As a former PhilHealth senior vice president and Department of Health undersecretary involved in the passing of the national health insurance law and the sin tax law, I would like to clear the “confusion” where the Supreme Court has already delivered clarity. With respect, this framing misleads readers and obscures the central fact that resolves the issue entirely: the Supreme Court has already ruled the transfer illegal.
This is not a matter of political spin nor of people misunderstanding budget mechanics. It is a matter of law. PhilHealth’s reserve funds are special, earmarked health insurance funds—contributed by workers, senior citizens, overseas Filipino workers, and taxpayers, and under the Universal Health Care Act and National Health Insurance Act, they are prohibited from being used as unprogrammed appropriations for unrelated spending. The Court affirmed this unequivocally.
This is not about painting anyone as a villain; it is about respecting the law, respecting the Court, and respecting the millions of Filipinos whose contributions were diverted without their consent.
To describe public concern as “noise” or “confusion” is to dismiss legitimate questions about the protection of public funds that citizens are duty-bound to contribute. Every peso placed in PhilHealth represents a promise that it will be used for health care (NOT for FLOOD CONTROL), and for programs such as Konsulta and diagnosis related groups that are still struggling to meet demand.
Dismissing legitimate outrage as “noise” is a classic whitewash move. It ignores the core truth. A total of P60 billion meant for health care was diverted illegally. Maderazo’s article risks whitewashing a serious crisis of public trust: funds for health care now become pliable for infrastructure, pork barrel or, other unprogrammed spending. That is not fiscal responsibility—it is fiscal bait and switch!

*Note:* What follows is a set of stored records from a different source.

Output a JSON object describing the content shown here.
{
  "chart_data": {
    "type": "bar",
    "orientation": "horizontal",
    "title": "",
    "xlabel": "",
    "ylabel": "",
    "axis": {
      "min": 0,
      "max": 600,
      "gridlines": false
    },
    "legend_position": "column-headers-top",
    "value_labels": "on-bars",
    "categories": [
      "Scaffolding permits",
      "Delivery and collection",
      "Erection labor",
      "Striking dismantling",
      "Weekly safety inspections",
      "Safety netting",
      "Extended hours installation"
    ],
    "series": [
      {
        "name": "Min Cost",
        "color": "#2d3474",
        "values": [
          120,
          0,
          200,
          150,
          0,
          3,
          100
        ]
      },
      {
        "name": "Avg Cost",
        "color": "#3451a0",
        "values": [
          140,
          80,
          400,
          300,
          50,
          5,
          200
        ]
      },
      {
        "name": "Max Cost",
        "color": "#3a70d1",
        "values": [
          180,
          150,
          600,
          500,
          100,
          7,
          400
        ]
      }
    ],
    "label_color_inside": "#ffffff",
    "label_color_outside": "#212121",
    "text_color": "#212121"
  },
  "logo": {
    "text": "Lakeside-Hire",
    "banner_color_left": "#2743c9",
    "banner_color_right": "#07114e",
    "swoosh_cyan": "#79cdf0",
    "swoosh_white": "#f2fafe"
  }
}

This is why the Supreme Court’s ruling matters. It is not an opinion—it is a constitutional guardrail! And it deserves to be acknowledged, not minimized. The public is not confused. If there is confusion, it stems not from the public but from efforts to defend a fund transfer that the highest court of the land has already struck down. Clarity exists. The ruling is clear.
Accountability is not outrage; it is the minimum that a functioning health-care system and a functioning democracy require.
Facts aren’t confused. The article is.